GREY, BLUE, GREEN; THE COLOURS OF HYDROGEN
By Andrew Marsh
Since this is linked to incentives (tax cash) – for instance, Ofgem via HM Gov have already made it legal to bank wind turbine power, and then sell the same energy that’s already been paid for to the public again ‘via some other means’.
To decode:
1. Wind turbine and solar farm energy investors get subsidies to assist with build, and 3x to 4x the prevailing power generation price over a 10-plus-year period for every single kWh sold into the National Grid. in the UK In the case of wind turbines, they also get paid compensation for the days when there is no wind, or too much wind. When the wind speed exceeds or falls below the optimum speed for the turbine, it uses an electrically activated disc brake to prevent damage. The generators also get compensated on the rare occasions power could flow into the grid but is not required.
2. There are few economic ways to allow a wind turbine or solar farm to produce energy and store it. One route is batteries, which are notoriously expensive, and for the moment, another way is to use the otherwise wasted power to create pure hydrogen – so-called ‘green’ hydrogen, to indicate it is made with renewable power. Hydrogen made with other forms of electricity gain other colours – for instance, when using electricity fuelled by lignite, it becomes ‘brown’ hydrogen.
3. How can this hydrogen be used – apart from existing processes such as creating fertiliser? There are several competing ideas, almost none of which has reached the commercial market. For instance, it can be combined with captured CO2, to create a form of synthesised hydrocarbon fuel (‘e-fuel’).
The advantage is, ignoring the significant tax investment, the product is made from components which already have a ‘carbon footprint’, and again, ignoring the additional energy investment, is ‘green’, somehow. Another idea is to blend natural gas with some hydrogen to offset the ‘carbon footprint’.
4. Hydrogen does exist in abundance but is normally linked to other molecules such as oxygen or carbon. To strip hydrogen away requires energy, and that is achieved via chemical reaction/capture or via electrolysis of a fluid – such as water. ‘Capture’ from such processes includes the harvesting and compression of the pure hydrogen for future use.

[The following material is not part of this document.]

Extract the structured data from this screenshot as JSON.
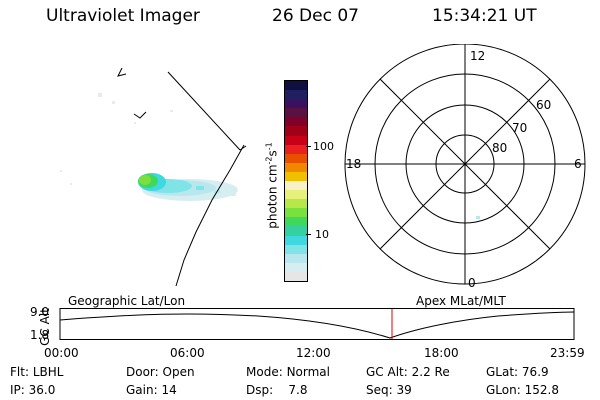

The generation of hydrogen beyond current industrial applications is embryonic.
How does this fit with the carbon capture schemes which are proposed, and the few such as the Ineos prototype project in the North Sea, that has just started?
The primary aim of the Ineos prototype project, for example, is to mitigate the amount of CO2 emitted from its European plants, and so reduce its tax liability. If the prototype works, Ineos and others will invest in much bigger scale schemes. Other companies with major industrial manufacturing process CO2 tax liabilities, could also use the same technology to store CO2. The logic is if the CO2 is captured, it is not emitted, so the tax liability is reduced.
The Ineos project seems to be one way – gather the CO2 and store it. However, once it is gathered, the store could dispense CO2 for use in further processes, such as combining it with, for example, hydrogen. All of the above works because of mitigating tax, or tax funded subsidies. The whole sector is not yet at the point of commercial viability, but as legislators tighten operation conditions relating to the emission of carbon dioxide so commercial viability becomes more likely.
How does this impact assessors or collision repairers?
Vehicle technology is adapting, as is the gas supply for things such as paint booths.
Make no mistake, all of the above is a net increase in cost.